Heegaard Floer homology, concordance, and categorification

Heegaard Floer 同源性、一致性和分类

• 批准号: 1642577
• 负责人: Jennifer Hom
• 金额: $ 1.27万
• 依托单位: Georgia Tech Research Corporation
• 依托单位国家: 美国
• 项目类别: Standard Grant
• 财政年份: 2016
• 资助国家: 美国
• 起止时间: 2016-07-01 至 2017-06-30
• 项目状态: 已结题
• 来源: https://www.nsf.gov/awardsearch/showAward?AWD_ID=1642577&HistoricalAwards=false
• 关键词: Heegaard; Floer; homology; concordance; categorification

The principal investigator will use tools from Heegaard Floer homology to study phenomena in low-dimensional topology. One goal is to better understand the knot concordance group, in particular the difference between the smooth and topological categories. Concordance invariants coming from Floer homology, such as d-invariants and epsilon, are well-suited for this task. Specifically, the principal investigator aims to show that the subgroup of the smooth concordance group generated by topologically slice knots contains an infinite rank summand. A different approach to concordance is via bordered Floer homology. In the same sense that knot Floer homology categorifies the Alexander polynomial, one may hope that the bordered Floer homology of a Seifert surface categorifies the Seifert form. Many classical concordance invariants can be defined in terms of the Seifert form, and the project will investigate how these invariants manifest themselves within the bordered invariants.The structure of knotted curves in space is intimately related to our understanding of the shape of 3- and 4-dimensional space.
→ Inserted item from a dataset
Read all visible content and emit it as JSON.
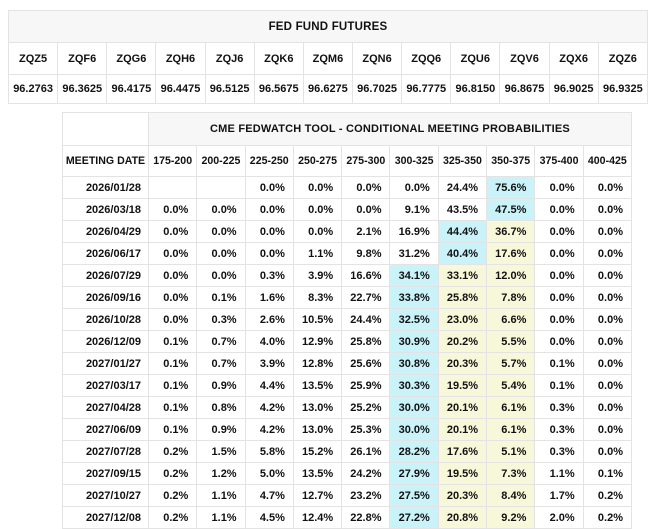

Thinking of time as the fourth dimension, the study of knot concordance becomes a question about the evolution of knots over time. By putting different restrictions on how knots may evolve, one obtains different definitions of the complexity of a knot. These measures of complexity have applications from the very small (e.g., the behavior of knotted strands of DNA) to the very large (e.g., the shape of the universe).

首席研究员将使用 Heegaard Floer 同调工具来研究低维拓扑中的现象。目标之一是更好地理解结索引组，特别是平滑类别和拓扑类别之间的差异。来自 Floer 同源性的一致性不变量（例如 d 不变量和 epsilon）非常适合此任务。具体来说，主要研究者的目的是证明由拓扑切片结生成的平滑索引群的子群包含无限秩被加数。另一种不同的一致性方法是通过有界弗洛尔同源性。在结 Floer 同调对 Alexander 多项式进行分类的相同意义上，人们可能希望 Seifert 曲面的有界 Floer 同调对 Seifert 形式进行分类。许多经典的一致性不变量可以用 Seifert 形式来定义，该项目将研究这些不变量如何在有边界不变量中表现出来。空间中打结曲线的结构与我们对 3- 和 4 的形状的理解密切相关维空间。将时间视为第四个维度，对绳结一致性的研究就变成了关于绳结随时间演变的问题。通过对结的演化方式施加不同的限制，人们可以获得对结复杂性的不同定义。这些复杂性测量的应用范围从非常小（例如，DNA 打结链的行为）到非常大（例如，宇宙的形状）。